Involvement of the NO-cGMP-K Channels Pathway in Cardioprotective Effects of Baccharis milleflora in Hypertensive Rats

Abstract Cardiovascular diseases are the leading causes of deaths worldwide. Complementary therapies, such as medicinal plants, have become increasingly common among treatment options. We propose to investigate the cardioprotective effects of the ethanol-soluble fraction obtained from the aerial parts of Baccharis milleflora in hypertensive rats. Cladodes of B. milleflora were collected, and the aqueous extract was obtained by infusion. The infusion was then treated with ethanol, resulting in the ethanol-soluble fraction of B. milleflora, which was analyzed by LC-DAD-MS. The MS and MS/MS data obtained from the ethanol-soluble fraction of B. milleflora was submitted to the Global Natural Products Social Molecular Networking platform to generate the molecular network, and three main clusters were detected. Wistar-Kyoto and spontaneously hypertensive rats were divided into different experimental groups, including naïve, control (vehicle), hydrochlorothiazide (25 mg/kg), and ethanol-soluble fraction of B. milleflora (30, 100, and 300 mg/kg). The treatment lasted for 28 days. At the end of the treatment, the animals underwent evaluation of renal function, electrocardiographic profile, blood pressure, mesenteric vascular reactivity, serum biochemical parameters, and histopathological analysis.

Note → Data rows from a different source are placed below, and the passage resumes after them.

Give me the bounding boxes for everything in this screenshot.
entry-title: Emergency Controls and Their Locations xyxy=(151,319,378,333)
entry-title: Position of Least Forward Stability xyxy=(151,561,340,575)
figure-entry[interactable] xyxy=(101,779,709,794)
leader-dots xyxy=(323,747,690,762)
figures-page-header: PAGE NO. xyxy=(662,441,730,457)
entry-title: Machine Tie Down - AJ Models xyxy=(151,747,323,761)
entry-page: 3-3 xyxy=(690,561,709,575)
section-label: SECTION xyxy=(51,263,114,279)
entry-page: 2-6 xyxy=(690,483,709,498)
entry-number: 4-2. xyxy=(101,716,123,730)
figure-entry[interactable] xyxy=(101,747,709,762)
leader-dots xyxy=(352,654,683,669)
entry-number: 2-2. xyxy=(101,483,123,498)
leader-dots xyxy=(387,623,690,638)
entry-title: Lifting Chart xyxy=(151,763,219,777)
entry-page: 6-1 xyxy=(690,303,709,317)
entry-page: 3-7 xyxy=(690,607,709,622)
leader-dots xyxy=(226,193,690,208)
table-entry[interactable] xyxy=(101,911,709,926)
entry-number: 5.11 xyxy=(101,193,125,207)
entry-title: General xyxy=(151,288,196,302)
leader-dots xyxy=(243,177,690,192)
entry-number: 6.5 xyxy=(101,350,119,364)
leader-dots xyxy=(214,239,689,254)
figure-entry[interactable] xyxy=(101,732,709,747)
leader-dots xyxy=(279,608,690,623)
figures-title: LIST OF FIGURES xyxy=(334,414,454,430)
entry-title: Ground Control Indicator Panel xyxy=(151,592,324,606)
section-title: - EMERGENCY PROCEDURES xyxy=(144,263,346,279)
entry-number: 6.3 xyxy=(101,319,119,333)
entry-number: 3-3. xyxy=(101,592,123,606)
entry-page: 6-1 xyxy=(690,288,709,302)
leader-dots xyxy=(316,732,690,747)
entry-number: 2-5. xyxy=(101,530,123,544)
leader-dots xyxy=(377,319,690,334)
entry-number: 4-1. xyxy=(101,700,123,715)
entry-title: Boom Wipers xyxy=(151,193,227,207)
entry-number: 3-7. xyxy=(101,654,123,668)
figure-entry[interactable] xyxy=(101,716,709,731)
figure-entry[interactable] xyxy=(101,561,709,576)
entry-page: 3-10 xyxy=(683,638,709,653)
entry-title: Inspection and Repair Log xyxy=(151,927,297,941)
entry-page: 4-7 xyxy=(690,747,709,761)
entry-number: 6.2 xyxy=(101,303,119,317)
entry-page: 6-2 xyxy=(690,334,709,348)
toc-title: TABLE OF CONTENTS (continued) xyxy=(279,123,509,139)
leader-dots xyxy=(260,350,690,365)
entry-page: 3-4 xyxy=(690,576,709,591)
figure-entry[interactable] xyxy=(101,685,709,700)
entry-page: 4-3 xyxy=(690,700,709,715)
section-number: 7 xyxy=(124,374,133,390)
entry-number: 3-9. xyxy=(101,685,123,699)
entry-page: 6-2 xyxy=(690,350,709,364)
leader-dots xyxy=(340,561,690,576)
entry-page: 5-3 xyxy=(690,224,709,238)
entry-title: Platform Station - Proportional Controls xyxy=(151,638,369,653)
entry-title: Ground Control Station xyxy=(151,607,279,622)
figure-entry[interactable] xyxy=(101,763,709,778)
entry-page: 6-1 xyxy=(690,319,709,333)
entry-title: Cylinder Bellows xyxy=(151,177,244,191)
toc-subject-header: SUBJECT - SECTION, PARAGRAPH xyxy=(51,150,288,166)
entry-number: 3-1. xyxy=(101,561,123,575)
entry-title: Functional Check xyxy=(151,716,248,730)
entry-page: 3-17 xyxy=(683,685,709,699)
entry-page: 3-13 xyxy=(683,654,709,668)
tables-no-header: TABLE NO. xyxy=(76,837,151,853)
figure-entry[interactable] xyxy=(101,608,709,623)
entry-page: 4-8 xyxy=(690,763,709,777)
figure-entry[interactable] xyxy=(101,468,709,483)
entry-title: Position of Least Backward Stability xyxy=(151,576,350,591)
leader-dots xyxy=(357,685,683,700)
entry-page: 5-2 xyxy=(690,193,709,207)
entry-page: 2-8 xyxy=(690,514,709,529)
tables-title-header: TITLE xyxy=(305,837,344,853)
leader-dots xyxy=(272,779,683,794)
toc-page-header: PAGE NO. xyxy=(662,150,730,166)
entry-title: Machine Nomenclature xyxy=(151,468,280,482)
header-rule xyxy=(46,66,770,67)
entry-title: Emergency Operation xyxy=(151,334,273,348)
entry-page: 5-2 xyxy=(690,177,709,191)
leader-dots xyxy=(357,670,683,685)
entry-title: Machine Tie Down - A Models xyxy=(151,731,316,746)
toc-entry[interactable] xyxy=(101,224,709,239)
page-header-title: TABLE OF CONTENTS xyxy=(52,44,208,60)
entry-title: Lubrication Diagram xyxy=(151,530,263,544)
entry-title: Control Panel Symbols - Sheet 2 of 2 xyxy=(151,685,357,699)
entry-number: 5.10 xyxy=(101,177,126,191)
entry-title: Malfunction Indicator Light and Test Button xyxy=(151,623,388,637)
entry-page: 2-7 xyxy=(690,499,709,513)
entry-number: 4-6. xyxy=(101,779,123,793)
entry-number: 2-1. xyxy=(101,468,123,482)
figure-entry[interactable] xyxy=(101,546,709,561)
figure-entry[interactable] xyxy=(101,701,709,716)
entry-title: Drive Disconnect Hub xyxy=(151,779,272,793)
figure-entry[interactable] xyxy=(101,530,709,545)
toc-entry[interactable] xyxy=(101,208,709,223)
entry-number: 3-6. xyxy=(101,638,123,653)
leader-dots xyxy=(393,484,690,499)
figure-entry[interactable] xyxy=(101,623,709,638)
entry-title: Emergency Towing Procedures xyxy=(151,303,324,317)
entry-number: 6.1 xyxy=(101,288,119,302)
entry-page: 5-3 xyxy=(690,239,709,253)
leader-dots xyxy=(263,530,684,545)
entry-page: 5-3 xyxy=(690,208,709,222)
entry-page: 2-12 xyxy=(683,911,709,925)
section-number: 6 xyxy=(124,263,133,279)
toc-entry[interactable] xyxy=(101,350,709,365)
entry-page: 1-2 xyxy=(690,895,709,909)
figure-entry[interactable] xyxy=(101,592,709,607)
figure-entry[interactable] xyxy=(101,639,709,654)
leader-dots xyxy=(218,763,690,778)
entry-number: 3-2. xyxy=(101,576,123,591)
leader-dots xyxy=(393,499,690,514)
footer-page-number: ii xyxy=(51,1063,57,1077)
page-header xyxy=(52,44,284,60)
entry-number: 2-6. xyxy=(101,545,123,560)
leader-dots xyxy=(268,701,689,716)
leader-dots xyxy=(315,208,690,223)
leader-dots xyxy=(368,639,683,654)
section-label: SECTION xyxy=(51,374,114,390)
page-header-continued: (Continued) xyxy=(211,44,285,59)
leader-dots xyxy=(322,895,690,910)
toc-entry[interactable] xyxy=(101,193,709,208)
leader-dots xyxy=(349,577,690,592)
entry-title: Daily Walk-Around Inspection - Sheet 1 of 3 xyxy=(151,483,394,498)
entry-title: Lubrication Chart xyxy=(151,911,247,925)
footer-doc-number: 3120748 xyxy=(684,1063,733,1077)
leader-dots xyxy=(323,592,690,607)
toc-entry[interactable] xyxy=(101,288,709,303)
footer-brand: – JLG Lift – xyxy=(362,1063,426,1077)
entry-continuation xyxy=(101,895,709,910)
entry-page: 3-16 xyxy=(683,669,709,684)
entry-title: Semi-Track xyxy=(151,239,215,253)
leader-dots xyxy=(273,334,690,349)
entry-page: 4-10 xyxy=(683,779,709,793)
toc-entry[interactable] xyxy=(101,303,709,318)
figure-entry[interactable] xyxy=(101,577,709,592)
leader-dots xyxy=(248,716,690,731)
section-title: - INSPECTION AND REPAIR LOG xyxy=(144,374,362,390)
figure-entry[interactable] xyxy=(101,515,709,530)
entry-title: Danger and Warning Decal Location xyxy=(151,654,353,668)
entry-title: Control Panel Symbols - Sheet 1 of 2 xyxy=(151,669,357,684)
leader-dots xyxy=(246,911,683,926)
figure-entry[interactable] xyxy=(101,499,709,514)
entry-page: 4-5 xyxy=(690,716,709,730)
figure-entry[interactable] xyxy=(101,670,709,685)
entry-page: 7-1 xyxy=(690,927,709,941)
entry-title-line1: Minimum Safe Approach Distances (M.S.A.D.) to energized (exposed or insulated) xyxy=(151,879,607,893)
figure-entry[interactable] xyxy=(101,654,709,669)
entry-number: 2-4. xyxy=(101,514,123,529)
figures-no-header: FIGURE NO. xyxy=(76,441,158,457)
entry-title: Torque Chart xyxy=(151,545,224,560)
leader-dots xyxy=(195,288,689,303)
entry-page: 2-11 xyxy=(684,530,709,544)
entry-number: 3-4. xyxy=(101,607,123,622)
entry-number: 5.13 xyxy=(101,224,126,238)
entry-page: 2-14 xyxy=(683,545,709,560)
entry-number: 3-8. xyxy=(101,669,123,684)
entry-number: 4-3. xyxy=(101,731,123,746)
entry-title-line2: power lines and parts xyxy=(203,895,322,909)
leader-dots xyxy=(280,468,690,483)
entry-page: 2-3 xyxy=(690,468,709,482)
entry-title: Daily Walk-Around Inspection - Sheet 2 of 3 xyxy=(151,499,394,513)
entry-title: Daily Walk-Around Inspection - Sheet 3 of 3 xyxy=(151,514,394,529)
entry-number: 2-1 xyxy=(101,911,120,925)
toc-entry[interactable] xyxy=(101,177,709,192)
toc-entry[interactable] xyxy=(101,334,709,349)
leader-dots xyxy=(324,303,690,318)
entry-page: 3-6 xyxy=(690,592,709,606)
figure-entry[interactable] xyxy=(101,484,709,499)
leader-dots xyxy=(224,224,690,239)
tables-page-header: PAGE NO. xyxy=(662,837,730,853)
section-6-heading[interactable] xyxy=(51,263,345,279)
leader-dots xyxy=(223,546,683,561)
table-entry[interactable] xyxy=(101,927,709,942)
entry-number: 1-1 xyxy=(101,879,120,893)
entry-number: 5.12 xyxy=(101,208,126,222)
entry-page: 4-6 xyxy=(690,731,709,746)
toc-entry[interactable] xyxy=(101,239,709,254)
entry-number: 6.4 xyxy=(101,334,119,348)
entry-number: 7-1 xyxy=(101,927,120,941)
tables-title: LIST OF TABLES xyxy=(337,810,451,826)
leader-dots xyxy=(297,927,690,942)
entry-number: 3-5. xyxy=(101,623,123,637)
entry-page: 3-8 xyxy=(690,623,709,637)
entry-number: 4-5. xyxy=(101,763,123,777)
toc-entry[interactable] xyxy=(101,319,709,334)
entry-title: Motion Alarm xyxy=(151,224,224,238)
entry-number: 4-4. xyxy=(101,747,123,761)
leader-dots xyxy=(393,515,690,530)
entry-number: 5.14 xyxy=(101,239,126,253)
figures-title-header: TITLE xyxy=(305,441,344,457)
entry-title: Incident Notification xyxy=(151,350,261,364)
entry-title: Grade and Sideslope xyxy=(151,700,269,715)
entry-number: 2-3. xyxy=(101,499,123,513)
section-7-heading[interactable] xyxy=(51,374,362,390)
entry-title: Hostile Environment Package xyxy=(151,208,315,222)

The molecular pathways involved in pharmacological activity were also investigated. After 28 days, animals treated with ethanol-soluble fraction of B. milleflora 30 mg/kg showed a significant antioxidant, diuretic, and antihypertensive response, as well as reversed endothelial dysfunction and left ventricular hypertrophy induced by hypertension. Treatment with a non-selective NO synthase inhibitor, cGMP inhibitor, or non-selective K+ channel blocker suppressed the antihypertensive effects of ethanol-soluble fraction of B. milleflora. Our findings showed that B. milleflora is a species with cardioprotective activity when administered for a prolonged period to hypertensive rats.